Was cap-and-trade for SO2 actually worse than command-and-control?

One thing we teach our students in environmental economics and other policy-related courses is that market-based pollution regulation is a great idea: it can be expected to deliver the same reductions in environmental damages as more rigid "command-and-control" regulations at substantially lower cost. Hence economists' strong advocacy of a carbon tax or cap-and-trade for fossil-fuel emissions. (Pope Francis, are you listening?)

Economic theory suggests why cap-and-trade is efficient: The government limits the total amount of pollution by limiting the number of permits to pollute that it issues. Then, firms that can reduce pollution at low cost have an incentive to do so, and sell their excess pollution permits to firms with higher abatement costs. Same overall pollution reduction, less total cost. And that's not all! We have always been able to point to evidence that it really works: the highly successful cap-and-trade program for SO2 reduction implemented by the EPA to cut acid rain.

Now along comes this paper by Chan et al, which if I read it correctly estimates that the SO2 trading scheme was on net actually quite a bit worse than a counterfactual uniform performance standard (command-and-control) that would have achieved the same aggregate emissions. While it's true that the power plants achieved the emissions reductions at lower total cost, these gains were more than offset by worse pollution damages in the form of adverse health consequences. (Side note: the major gains from cleaning up coal did not come from reducing acid rain, but from reducing health problems associated with particulates, etc.)

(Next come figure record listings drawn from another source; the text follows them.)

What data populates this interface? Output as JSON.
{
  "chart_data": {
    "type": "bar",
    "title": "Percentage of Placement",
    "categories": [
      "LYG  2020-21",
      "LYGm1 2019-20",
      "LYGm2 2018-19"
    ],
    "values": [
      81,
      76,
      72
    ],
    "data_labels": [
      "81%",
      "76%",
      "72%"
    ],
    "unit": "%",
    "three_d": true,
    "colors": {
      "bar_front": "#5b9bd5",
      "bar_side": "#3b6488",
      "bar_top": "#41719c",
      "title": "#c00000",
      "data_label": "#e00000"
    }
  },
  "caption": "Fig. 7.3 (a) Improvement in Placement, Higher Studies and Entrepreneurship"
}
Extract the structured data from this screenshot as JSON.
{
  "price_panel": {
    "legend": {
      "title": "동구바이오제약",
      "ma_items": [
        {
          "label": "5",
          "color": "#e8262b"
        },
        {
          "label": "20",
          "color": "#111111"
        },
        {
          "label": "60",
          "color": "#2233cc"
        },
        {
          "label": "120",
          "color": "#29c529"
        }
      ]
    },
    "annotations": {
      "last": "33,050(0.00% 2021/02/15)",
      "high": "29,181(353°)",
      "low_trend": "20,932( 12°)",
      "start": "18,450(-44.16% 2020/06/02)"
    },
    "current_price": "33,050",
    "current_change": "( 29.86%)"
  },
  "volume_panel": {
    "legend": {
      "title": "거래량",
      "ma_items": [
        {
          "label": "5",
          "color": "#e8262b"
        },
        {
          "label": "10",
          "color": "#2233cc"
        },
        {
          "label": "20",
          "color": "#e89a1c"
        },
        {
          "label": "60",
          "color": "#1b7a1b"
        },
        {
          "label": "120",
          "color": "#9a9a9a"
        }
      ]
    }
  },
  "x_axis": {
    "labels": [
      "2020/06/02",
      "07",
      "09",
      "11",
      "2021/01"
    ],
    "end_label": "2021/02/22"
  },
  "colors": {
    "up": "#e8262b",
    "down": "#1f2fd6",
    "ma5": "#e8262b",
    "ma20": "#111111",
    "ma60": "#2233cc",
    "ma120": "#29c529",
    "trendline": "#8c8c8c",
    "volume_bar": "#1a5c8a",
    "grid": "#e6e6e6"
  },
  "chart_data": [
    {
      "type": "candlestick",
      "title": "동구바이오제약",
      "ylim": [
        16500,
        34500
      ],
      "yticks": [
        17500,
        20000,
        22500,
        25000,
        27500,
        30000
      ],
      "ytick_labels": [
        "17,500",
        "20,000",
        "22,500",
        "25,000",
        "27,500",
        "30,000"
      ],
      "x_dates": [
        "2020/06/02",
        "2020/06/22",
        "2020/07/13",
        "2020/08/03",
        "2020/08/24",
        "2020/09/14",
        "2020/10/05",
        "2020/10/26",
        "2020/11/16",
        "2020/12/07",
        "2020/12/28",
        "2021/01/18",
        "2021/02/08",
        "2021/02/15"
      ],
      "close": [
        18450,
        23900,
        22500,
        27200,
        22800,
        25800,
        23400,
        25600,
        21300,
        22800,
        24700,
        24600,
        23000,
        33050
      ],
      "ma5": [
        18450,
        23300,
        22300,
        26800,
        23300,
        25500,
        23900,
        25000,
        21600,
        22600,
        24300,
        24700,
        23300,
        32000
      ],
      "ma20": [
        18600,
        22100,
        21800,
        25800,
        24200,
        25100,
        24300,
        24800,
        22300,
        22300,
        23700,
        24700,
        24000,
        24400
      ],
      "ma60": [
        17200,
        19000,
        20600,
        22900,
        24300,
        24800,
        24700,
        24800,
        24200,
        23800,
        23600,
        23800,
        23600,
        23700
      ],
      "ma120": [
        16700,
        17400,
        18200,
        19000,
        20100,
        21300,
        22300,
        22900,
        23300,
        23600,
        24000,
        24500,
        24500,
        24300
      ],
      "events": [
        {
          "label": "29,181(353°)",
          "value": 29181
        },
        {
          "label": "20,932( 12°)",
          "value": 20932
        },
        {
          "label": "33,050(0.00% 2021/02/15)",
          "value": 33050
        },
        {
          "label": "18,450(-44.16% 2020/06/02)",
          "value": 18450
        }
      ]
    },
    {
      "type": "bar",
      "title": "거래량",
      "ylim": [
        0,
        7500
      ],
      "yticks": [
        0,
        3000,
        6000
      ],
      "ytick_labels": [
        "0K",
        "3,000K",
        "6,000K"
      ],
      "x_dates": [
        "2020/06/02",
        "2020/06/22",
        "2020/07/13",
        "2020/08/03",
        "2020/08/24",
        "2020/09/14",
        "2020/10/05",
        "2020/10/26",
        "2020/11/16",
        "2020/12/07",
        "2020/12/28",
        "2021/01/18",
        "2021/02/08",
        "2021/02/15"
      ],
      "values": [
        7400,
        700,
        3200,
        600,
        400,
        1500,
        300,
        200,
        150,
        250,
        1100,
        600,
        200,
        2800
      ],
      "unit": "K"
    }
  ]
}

What went wrong? This finding points to a well-known potential problem with cap-and-trade systems. If it matters where the pollution goes, then administering a permit system that covers a wide area may sometimes lead to more pollution where it does more damage. In this case, the dirty eastern coal plants bought permits from their western counterparts, allowing the eastern plants to pollute more, as the western plants polluted less. Unfortunately, more people live downwind of those eastern plants. It would have saved more lives to force both the eastern and western plants to reduce their pollution by a uniform amount. (Now that we know there is a problem, there are well-known partial fixes to this problem—for example restricting permit trading to a "bubble" within a certain affected region. What is most interesting here is how important these effects turned out to be in practice.)

Now, back to climate change. Fortunately for carbon cap-and-trade (or a carbon tax), the damages associated with greenhouse gases are truly global in scope: The CO2 goes up into the atmosphere, spreads around, and warms the whole planet. So the localized damages are not a concern when it comes to climate change policy, and market-based solutions look pretty good again. Francis, are you still paying attention?

BUT... One caveat. One can never lose sight of the extraordinary, more localized impact of burning coal in places like China, where particulate air pollution causes hundreds of thousands of premature deaths annually. Pricing carbon globally is not the answer to that set of problems.

1 comment:

  1. This is interesting indeed - another example of the complexity and difficulty of setting up a complete market.